Anonymous 0 Comments

The electromagnetic spectrum, going from longest wave-length to shortest, is radio waves, microwaves, infrared, visible light, ultraviolet, x-rays, then gamma waves. Radio waves, obviously, are used for communication, and of course visible light. Can any of the others feasibly be used for long distance communication too? I don’t know…

Anonymous 0 Comments

There really aren’t different type of electromagnetic waves. They are all the same and vary by frequency and amplitude. You see colors, those are electromagnetic waves of different frequencies. Amplitude would be the brightness of the light. Most frequencies of the EM spectrum you just can’t see because our eyes only detect a really narrow range of frequency.

Using visible light as an example: for analog you could vary the brightness of light (amplitude modulation; do it with radio waves and you might call it AM for short), or you could keep the brightness constant and change the color (frequency modulation; do that with radio and you might call that FM).

Digital signals are just when you use an analog signal to represent “1” or “0”. You can do that with amplitude (when the light is off or below a certain brightness it may be 0, and above a certain brightness, a 1). Likewise you could use frequency to encode the 1’s and 0’s, perhaps closer to red is a 0 and closer to blue is a 1.

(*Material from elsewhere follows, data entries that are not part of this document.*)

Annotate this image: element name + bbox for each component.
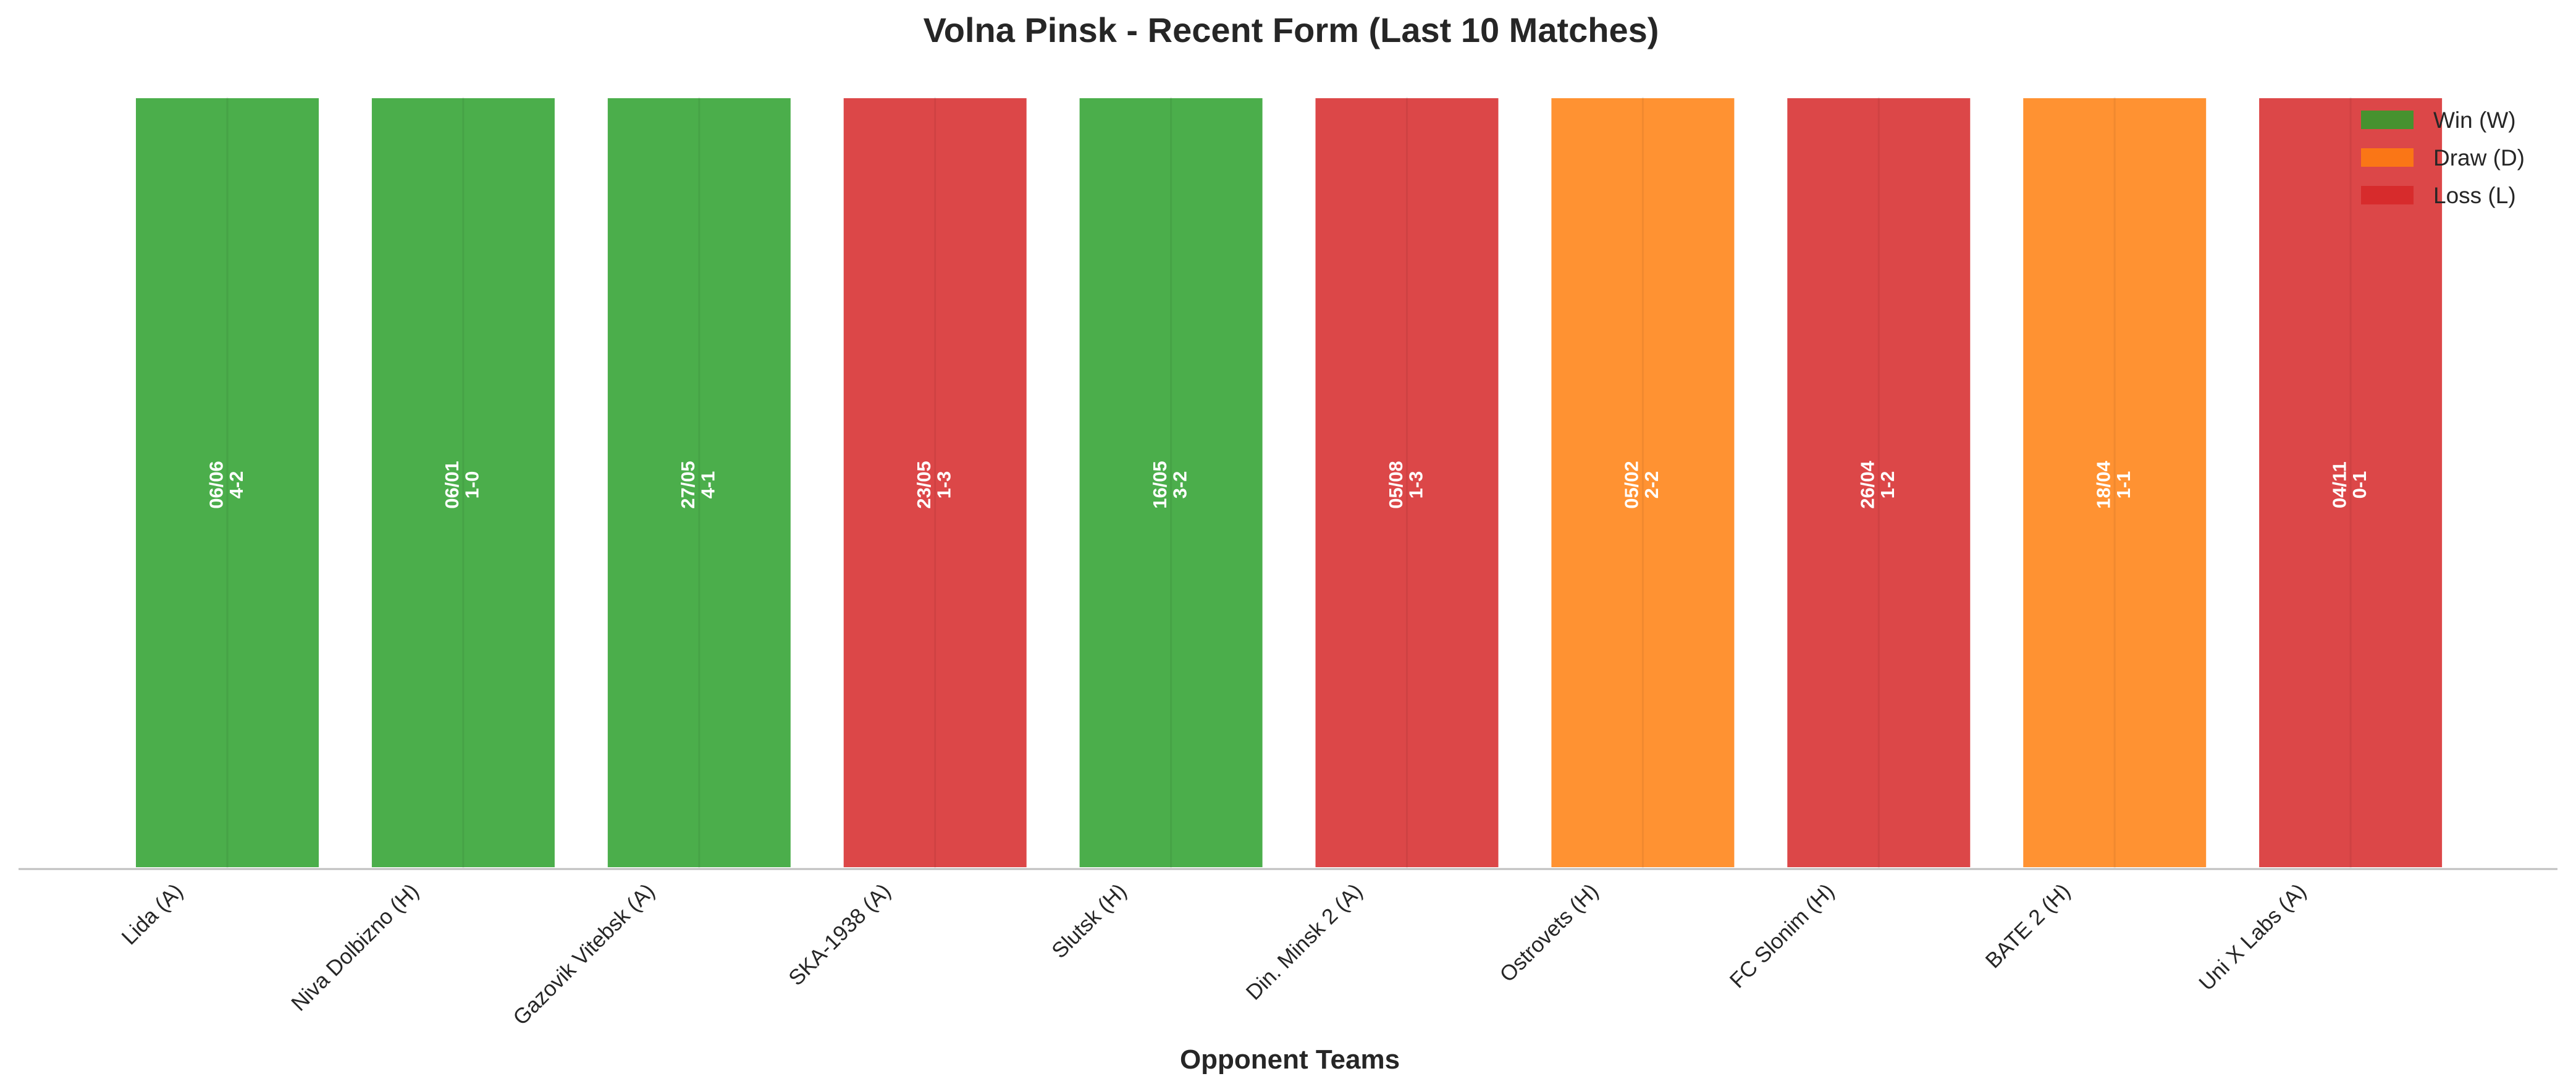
bar-group: 18/041-1 xyxy=(2021,96,2209,870)
x-tick-label: Ostrovets (H) xyxy=(1495,879,1603,987)
bar-score-label: 4-2 xyxy=(225,471,247,499)
bar-data-label: 06/011-0 xyxy=(441,461,483,509)
bar-data-label: 23/051-3 xyxy=(913,461,955,509)
legend-label: Draw (D) xyxy=(2433,145,2525,170)
bar-group: 04/110-1 xyxy=(2257,96,2445,870)
bar-data-label: 05/081-3 xyxy=(1385,461,1427,509)
bar-data-label: 06/064-2 xyxy=(205,461,247,509)
bar-data-label: 27/054-1 xyxy=(677,461,719,509)
bar-data-label: 05/022-2 xyxy=(1621,461,1663,509)
x-tick-label: Uni X Labs (A) xyxy=(2194,879,2311,996)
bar-data-label: 04/110-1 xyxy=(2328,461,2370,508)
legend-item: Win (W) xyxy=(2361,107,2516,133)
bar-data-label: 26/041-2 xyxy=(1857,460,1899,508)
bar-score-label: 2-2 xyxy=(1641,471,1662,499)
bar-group: 23/051-3 xyxy=(841,96,1029,870)
bar xyxy=(1077,96,1265,870)
bar-date-label: 18/04 xyxy=(2092,460,2114,508)
bar-score-label: 1-2 xyxy=(1877,471,1898,499)
chart-title: Volna Pinsk - Recent Form (Last 10 Match… xyxy=(924,10,1659,49)
x-axis-label: Opponent Teams xyxy=(1180,1044,1400,1075)
bar-score-label: 1-3 xyxy=(933,471,955,499)
bar-date-label: 26/04 xyxy=(1857,460,1879,508)
x-tick-label: FC Slonim (H) xyxy=(1725,879,1839,993)
legend-label: Win (W) xyxy=(2433,107,2516,133)
bar-group: 05/022-2 xyxy=(1549,96,1737,870)
legend-swatch xyxy=(2361,111,2414,129)
x-tick-labels: Lida (A) Niva Dolbizno (H) Gazovik Vitebsk… xyxy=(117,879,2310,1030)
bar-group: 06/064-2 xyxy=(133,96,321,870)
bar-data-label: 18/041-1 xyxy=(2092,460,2134,508)
legend: Win (W) Draw (D) Loss (L) xyxy=(2361,107,2525,208)
bar-score-label: 1-1 xyxy=(2113,471,2134,499)
bar xyxy=(841,96,1029,870)
bar-data-label: 16/053-2 xyxy=(1149,461,1191,509)
x-tick-label: SKA-1938 (A) xyxy=(784,879,895,990)
bars-layer: 06/064-2 06/011-0 27/054-1 23/051-3 16/053-2… xyxy=(133,96,2445,870)
bar-score-label: 4-1 xyxy=(697,471,719,499)
bar-group: 05/081-3 xyxy=(1313,96,1501,870)
bar-date-label: 05/08 xyxy=(1385,461,1407,509)
x-tick-label: Din. Minsk 2 (A) xyxy=(1242,879,1368,1005)
legend-swatch xyxy=(2361,186,2414,204)
bar-group: 06/011-0 xyxy=(369,96,557,870)
x-tick-label: Slutsk (H) xyxy=(1047,879,1131,963)
x-tick-label: BATE 2 (H) xyxy=(1981,879,2075,973)
bar xyxy=(133,96,321,870)
x-tick-label: Lida (A) xyxy=(117,879,187,949)
bar xyxy=(605,96,793,870)
legend-item: Loss (L) xyxy=(2361,183,2516,208)
bar-score-label: 1-3 xyxy=(1405,471,1426,499)
bar-score-label: 1-0 xyxy=(461,471,483,499)
x-tick-label: Gazovik Vitebsk (A) xyxy=(508,879,659,1030)
legend-item: Draw (D) xyxy=(2361,145,2525,170)
bar-score-label: 3-2 xyxy=(1169,471,1190,499)
bar-group: 26/041-2 xyxy=(1785,96,1973,870)
bar xyxy=(1549,96,1737,870)
bar-date-label: 16/05 xyxy=(1149,461,1171,509)
bar-date-label: 05/02 xyxy=(1621,461,1643,509)
bar xyxy=(1313,96,1501,870)
legend-label: Loss (L) xyxy=(2433,183,2516,208)
bar-group: 27/054-1 xyxy=(605,96,793,870)
bar-group: 16/053-2 xyxy=(1077,96,1265,870)
bar-date-label: 04/11 xyxy=(2328,461,2350,508)
x-tick-label: Niva Dolbizno (H) xyxy=(287,879,424,1016)
legend-swatch xyxy=(2361,148,2414,167)
bar-date-label: 06/01 xyxy=(441,461,463,509)
bar-date-label: 23/05 xyxy=(913,461,935,509)
bar-score-label: 0-1 xyxy=(2349,471,2370,499)
bar xyxy=(369,96,557,870)
bar-date-label: 27/05 xyxy=(677,461,699,509)
bar xyxy=(2257,96,2445,870)
bar-date-label: 06/06 xyxy=(205,461,227,509)
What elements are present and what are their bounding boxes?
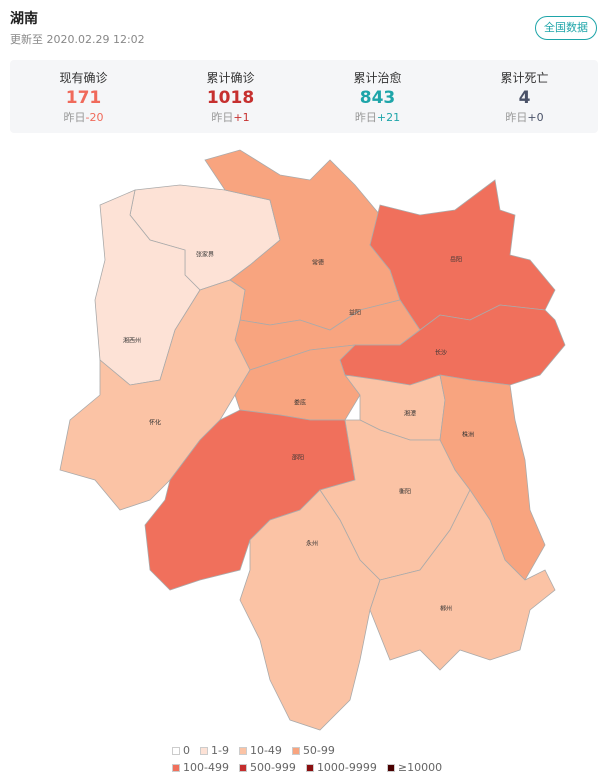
region-label: 株洲	[462, 431, 474, 439]
delta-value: -20	[85, 111, 104, 124]
national-data-button[interactable]: 全国数据	[535, 16, 597, 40]
region-label: 张家界	[196, 251, 214, 259]
legend-item: 1000-9999	[305, 761, 377, 774]
legend-label: ≥10000	[397, 761, 443, 774]
legend-label: 1000-9999	[316, 761, 377, 774]
region-label: 湘潭	[404, 410, 416, 418]
legend-item: 1-9	[200, 744, 229, 757]
delta-value: +21	[376, 111, 401, 124]
stat-value: 843	[359, 88, 396, 108]
stat-label: 累计确诊	[206, 71, 255, 85]
stat: 累计确诊 1018 昨日+1	[157, 60, 304, 133]
delta-label: 昨日	[505, 111, 528, 124]
stat-label: 现有确诊	[59, 71, 108, 85]
stats-panel: 现有确诊 171 昨日-20 累计确诊 1018 昨日+1 累计治愈 843 昨日+21 累计死亡…	[10, 60, 598, 133]
legend-label: 0	[183, 744, 190, 757]
stat-value: 1018	[206, 88, 255, 108]
legend: 0 1-9 10-49 50-99 100-499 500-999 1000-9999 ≥10…	[172, 744, 472, 778]
legend-row: 100-499 500-999 1000-9999 ≥10000	[172, 761, 472, 774]
title: 湖南	[10, 11, 38, 27]
stat-value: 171	[65, 88, 102, 108]
stat-value: 4	[518, 88, 531, 108]
region-label: 永州	[306, 540, 318, 548]
region-label: 常德	[312, 259, 324, 267]
legend-row: 0 1-9 10-49 50-99	[172, 744, 472, 757]
map: 张家界 湘西州 常德 岳阳 益阳 长沙 怀化 娄底 湘潭 株洲 邵阳 衡阳 永州…	[59, 149, 566, 731]
legend-swatch	[386, 763, 395, 772]
legend-swatch	[172, 746, 180, 755]
region-label: 岳阳	[450, 256, 462, 264]
region-label: 邵阳	[292, 454, 304, 462]
stat: 累计治愈 843 昨日+21	[304, 60, 451, 133]
legend-item: 0	[172, 744, 190, 757]
stat-label: 累计死亡	[500, 71, 549, 85]
legend-item: ≥10000	[386, 761, 443, 774]
stat-label: 累计治愈	[353, 71, 402, 85]
region-label: 湘西州	[123, 337, 141, 345]
stat-delta: 昨日-20	[10, 109, 157, 125]
legend-item: 10-49	[238, 744, 282, 757]
stat-delta: 昨日+0	[451, 109, 598, 125]
region-label: 衡阳	[399, 488, 411, 496]
delta-label: 昨日	[211, 111, 234, 124]
delta-value: +1	[233, 111, 250, 124]
delta-label: 昨日	[354, 111, 377, 124]
legend-swatch	[291, 746, 300, 755]
region	[239, 489, 381, 731]
region-label: 郴州	[440, 605, 452, 613]
delta-value: +0	[527, 111, 544, 124]
legend-label: 10-49	[249, 744, 282, 757]
update-time: 更新至 2020.02.29 12:02	[10, 33, 145, 46]
region-label: 益阳	[349, 309, 361, 317]
legend-item: 500-999	[238, 761, 296, 774]
delta-label: 昨日	[63, 111, 86, 124]
legend-swatch	[305, 763, 314, 772]
stat: 累计死亡 4 昨日+0	[451, 60, 598, 133]
region-label: 长沙	[435, 349, 447, 357]
stat: 现有确诊 171 昨日-20	[10, 60, 157, 133]
legend-swatch	[238, 746, 247, 755]
legend-swatch	[172, 763, 180, 772]
stat-delta: 昨日+1	[157, 109, 304, 125]
region	[369, 489, 556, 671]
region	[369, 179, 556, 331]
legend-label: 50-99	[302, 744, 335, 757]
legend-item: 50-99	[291, 744, 335, 757]
region-label: 怀化	[149, 419, 161, 427]
legend-label: 100-499	[183, 761, 229, 774]
region-label: 娄底	[294, 399, 306, 407]
stat-delta: 昨日+21	[304, 109, 451, 125]
legend-item: 100-499	[172, 761, 229, 774]
legend-swatch	[200, 746, 208, 755]
legend-label: 1-9	[211, 744, 229, 757]
legend-label: 500-999	[249, 761, 296, 774]
legend-swatch	[238, 763, 247, 772]
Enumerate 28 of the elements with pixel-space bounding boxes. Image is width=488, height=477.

The advantage of digital is that you can chose ranges of amplitude or frequency (usually frequency), that make it really clear when something’s a 1 or 0 AND there are tricks when sending digital information where you can detect and fix errors in communication, so the receiver has a very good chance of getting a perfect copy of the message sent, even if there’s stuff affecting the signal.

Anonymous 0 Comments

Non-electromagnetic waves can also be used for communication in pretty much the same way. You can throw rocks in a calm pond and treat the waves in water as a form of communication. The frequency and bandwidth is just slow because it’s easier to throw photons than rocks.

Anonymous 0 Comments

A couple things:

They are all just different frequencies of the same phenomena. The different frequencies have different properties, but if you can build a detector for them, technically they are all usable for communication. Of course, there are obvious downsides to communicating via, say, gamma rays.

As far as digital vs analog? All digital signals originate as analog ones. (All signals are a sum of sine waves of varying frequency, amplitude, and phase.) If you take a “square wave” and zoom in on an oscilloscope, you can see just how analog it is.

Anonymous 0 Comments

There’s one type of electromagnetic wave. It’s frequency affects what you’re referring to as “type”. (It also affect how it propagates through matter like air as well as how directional it is.)

Anonymous 0 Comments

Essentially, the different types of electromagnetic waves vary in frequency and wavelength which allows for different applications and efficiencies in communication. However, the fundamental principles of encoding and decoding information can be applied to any type of wave, whether analog or digital.